Generalization vs Governance

9/6/2025

Observation

Sometimes, I designed a very complex workflow to finish a task. Each component, esp the one with LLM will have very niche and vertical functionality. Eventually, I found out instead of leveraging the big workflow, directly letting LLM work on the task might sometimes generate better answer. With more limitations or constraints (due to that you don’t trust LLM), you are lowering the generalization capacity of LLMs.

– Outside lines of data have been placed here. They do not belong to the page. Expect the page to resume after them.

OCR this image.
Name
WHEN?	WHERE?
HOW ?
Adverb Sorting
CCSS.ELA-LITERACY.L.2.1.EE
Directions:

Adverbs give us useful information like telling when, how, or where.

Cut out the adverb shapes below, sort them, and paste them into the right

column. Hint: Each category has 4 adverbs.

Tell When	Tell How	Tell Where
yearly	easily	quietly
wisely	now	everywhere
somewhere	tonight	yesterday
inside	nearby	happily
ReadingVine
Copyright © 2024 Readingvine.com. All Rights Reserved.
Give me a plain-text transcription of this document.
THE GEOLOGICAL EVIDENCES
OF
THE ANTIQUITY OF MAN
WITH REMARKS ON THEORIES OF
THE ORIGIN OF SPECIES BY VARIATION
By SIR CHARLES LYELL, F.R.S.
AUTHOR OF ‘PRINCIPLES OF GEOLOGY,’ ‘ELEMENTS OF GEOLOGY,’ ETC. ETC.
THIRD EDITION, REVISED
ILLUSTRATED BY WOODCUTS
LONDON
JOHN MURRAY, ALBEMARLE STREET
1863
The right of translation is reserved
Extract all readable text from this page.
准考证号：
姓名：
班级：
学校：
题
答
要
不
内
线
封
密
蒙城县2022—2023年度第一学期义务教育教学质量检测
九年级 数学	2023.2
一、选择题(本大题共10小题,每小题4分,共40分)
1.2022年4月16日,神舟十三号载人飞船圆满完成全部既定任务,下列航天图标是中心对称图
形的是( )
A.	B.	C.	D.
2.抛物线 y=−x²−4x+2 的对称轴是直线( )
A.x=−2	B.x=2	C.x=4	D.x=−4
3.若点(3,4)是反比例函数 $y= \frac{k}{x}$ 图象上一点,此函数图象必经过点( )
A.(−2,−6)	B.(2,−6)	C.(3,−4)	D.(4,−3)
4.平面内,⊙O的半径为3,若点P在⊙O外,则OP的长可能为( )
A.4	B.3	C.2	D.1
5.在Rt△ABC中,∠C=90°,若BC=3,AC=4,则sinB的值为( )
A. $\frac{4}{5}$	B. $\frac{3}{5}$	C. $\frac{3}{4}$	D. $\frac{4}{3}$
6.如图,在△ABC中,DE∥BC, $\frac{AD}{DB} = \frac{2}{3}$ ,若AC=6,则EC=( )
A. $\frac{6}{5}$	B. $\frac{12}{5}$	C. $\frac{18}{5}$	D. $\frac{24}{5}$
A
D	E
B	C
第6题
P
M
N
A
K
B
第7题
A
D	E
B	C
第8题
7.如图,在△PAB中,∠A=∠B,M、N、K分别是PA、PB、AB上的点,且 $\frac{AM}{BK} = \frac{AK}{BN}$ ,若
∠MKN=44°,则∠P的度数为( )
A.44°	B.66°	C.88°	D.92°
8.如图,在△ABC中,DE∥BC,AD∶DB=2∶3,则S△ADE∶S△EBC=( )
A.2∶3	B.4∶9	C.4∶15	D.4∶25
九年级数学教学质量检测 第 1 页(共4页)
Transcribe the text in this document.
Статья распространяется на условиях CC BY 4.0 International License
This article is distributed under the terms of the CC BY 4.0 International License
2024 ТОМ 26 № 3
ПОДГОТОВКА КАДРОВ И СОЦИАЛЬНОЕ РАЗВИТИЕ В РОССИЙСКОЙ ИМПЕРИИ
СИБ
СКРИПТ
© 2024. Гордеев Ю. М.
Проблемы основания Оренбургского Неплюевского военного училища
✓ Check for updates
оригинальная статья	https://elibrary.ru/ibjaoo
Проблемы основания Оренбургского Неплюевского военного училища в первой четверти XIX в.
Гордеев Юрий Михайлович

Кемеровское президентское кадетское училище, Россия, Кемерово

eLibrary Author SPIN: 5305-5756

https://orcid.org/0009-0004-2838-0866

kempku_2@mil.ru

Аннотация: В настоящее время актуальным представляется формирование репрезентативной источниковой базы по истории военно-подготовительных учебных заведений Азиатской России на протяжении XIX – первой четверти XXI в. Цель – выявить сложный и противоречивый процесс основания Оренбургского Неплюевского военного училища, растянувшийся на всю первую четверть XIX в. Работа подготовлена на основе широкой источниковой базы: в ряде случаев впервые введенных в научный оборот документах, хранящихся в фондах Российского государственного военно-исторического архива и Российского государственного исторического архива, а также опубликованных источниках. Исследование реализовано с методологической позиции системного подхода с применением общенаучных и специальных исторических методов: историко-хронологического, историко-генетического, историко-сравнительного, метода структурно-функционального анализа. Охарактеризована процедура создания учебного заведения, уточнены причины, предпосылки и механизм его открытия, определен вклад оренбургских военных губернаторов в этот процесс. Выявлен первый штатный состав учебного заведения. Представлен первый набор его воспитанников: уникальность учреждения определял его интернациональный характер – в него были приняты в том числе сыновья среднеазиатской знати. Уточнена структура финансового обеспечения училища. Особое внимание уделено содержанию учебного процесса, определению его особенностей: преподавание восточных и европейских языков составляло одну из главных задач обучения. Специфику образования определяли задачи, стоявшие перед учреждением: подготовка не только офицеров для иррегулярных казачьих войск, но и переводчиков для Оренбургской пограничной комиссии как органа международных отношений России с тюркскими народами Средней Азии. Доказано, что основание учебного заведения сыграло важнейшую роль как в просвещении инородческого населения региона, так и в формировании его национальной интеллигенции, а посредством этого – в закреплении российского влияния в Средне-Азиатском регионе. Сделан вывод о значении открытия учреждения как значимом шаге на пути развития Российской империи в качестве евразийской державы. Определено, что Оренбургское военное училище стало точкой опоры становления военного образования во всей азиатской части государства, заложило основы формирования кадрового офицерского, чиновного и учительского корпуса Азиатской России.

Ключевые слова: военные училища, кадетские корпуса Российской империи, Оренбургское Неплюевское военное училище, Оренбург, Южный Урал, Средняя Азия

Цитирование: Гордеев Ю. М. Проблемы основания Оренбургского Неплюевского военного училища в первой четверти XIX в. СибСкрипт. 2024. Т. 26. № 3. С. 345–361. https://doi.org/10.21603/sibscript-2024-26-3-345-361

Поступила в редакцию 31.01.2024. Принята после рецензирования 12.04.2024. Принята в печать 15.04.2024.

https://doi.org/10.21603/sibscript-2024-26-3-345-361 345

The key thing is that we need to balance the LLM’s generalization and controllability. We can rely on one prompt to LLM to produce the outcome instead of complex agentic workflow, but we will take its disadvantages that tons of operations with the same prompt might generate slightly or even largely different results. On the other hand, with complex workflow, we can guarantee each execution on the same context will produce the similar outcome but leave no room for novelty. Think generalization as creativity, and view controllability as governance.

Hybrid approach

I can think of a potential hybrid approach to address the balancing problem.

For cases that we understood (having a bunch of know-hows) pretty well, we design the workflow, so that we can:

  • Have more control, less room for creativity.
  • Reason for good and bad handling cases.

For cases that remains unknown or we don’t understand that much, we hand it over to LLM, so that we can:

  • Handle more cases, less chance for system errors.

  • Fully leverage the generalization of LLM to handle unknown cases.

    Pre-condition: the cases unknown to us is known to the training dataset of LLM (I believe the generalization of LLMs comes from that the similar cases are presented in the training data sets, or prompts); otherwise, we kind of roll the dice to pray for a good response.